Objectives: Mature lymphoid neoplasms presenting with 'prominent splenomegaly without significant lymphadenopathy' are uncommon and pose unique diagnostic challenges as compared to those associated with lymphadenopathy. Their descriptions in the literature are largely limited to a few case series. We analyzed the spectrum of these lymphomas diagnosed by peripheral blood (PB) and/or bone marrow (BM) examination.
Methods: Over a period of 6 years, 75 patients were diagnosed with a lymphoma from PB/BM who had presented with predominant splenomegaly. Their clinical and laboratory records including PB and BM morphology; immunophenotyping using multi-parametric flow-cytometry and immunohistochemistry were reviewed. Wherever indicated, an extended panel of immunohistochemistry (IHC) was performed on BM biopsies for accurate sub-classification.
Results and discussion: The commonest lymphomas were hairy cell leukemia (HCL) (32%) and splenic marginal zone lymphoma (SMZL) (24%). Others included diffuse large B cell lymphoma (8%), chronic lymphocytic leukemia/small lymphocytic lymphoma (8%), mantle cell lymphoma (2.7%), and follicular lymphoma (1.3%), all of which usually presents with lymphadenopathy. SMZL was the commonest lymphoma among females and those with massive splenomegaly and lymphocytosis; while HCL was commonest in patients with pancytopenia. SMZL commonly presented with lymphocytosis; however, 22% of them also presented with pancytopenia.

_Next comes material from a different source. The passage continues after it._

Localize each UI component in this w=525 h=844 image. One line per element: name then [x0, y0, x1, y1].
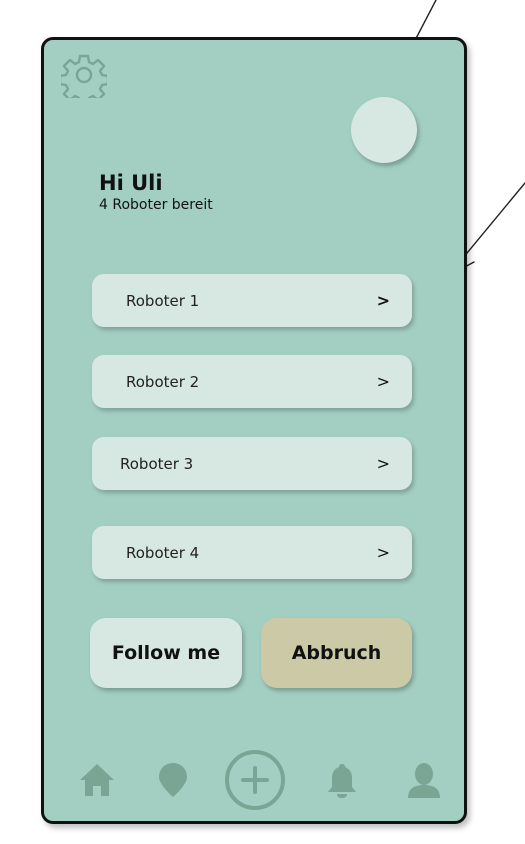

Conclusion: The high diagnostic efficacy of PB and BM examination using flow-cytometry and immunohistochemistry in confirming and sub-classifying splenic lymphomas suggests that a thorough hematological evaluation should always precede a diagnostic splenectomy. Immunohistochemistry remains the best modality to identify sparse or intra-sinusoidal infiltration on BM biopsy and is particularly useful in patients with fibrotic marrows and pancytopenia.
Keywords: Immunophenotype; Mature lymphoid neoplasms; Splenic lymphoma; Splenomegaly.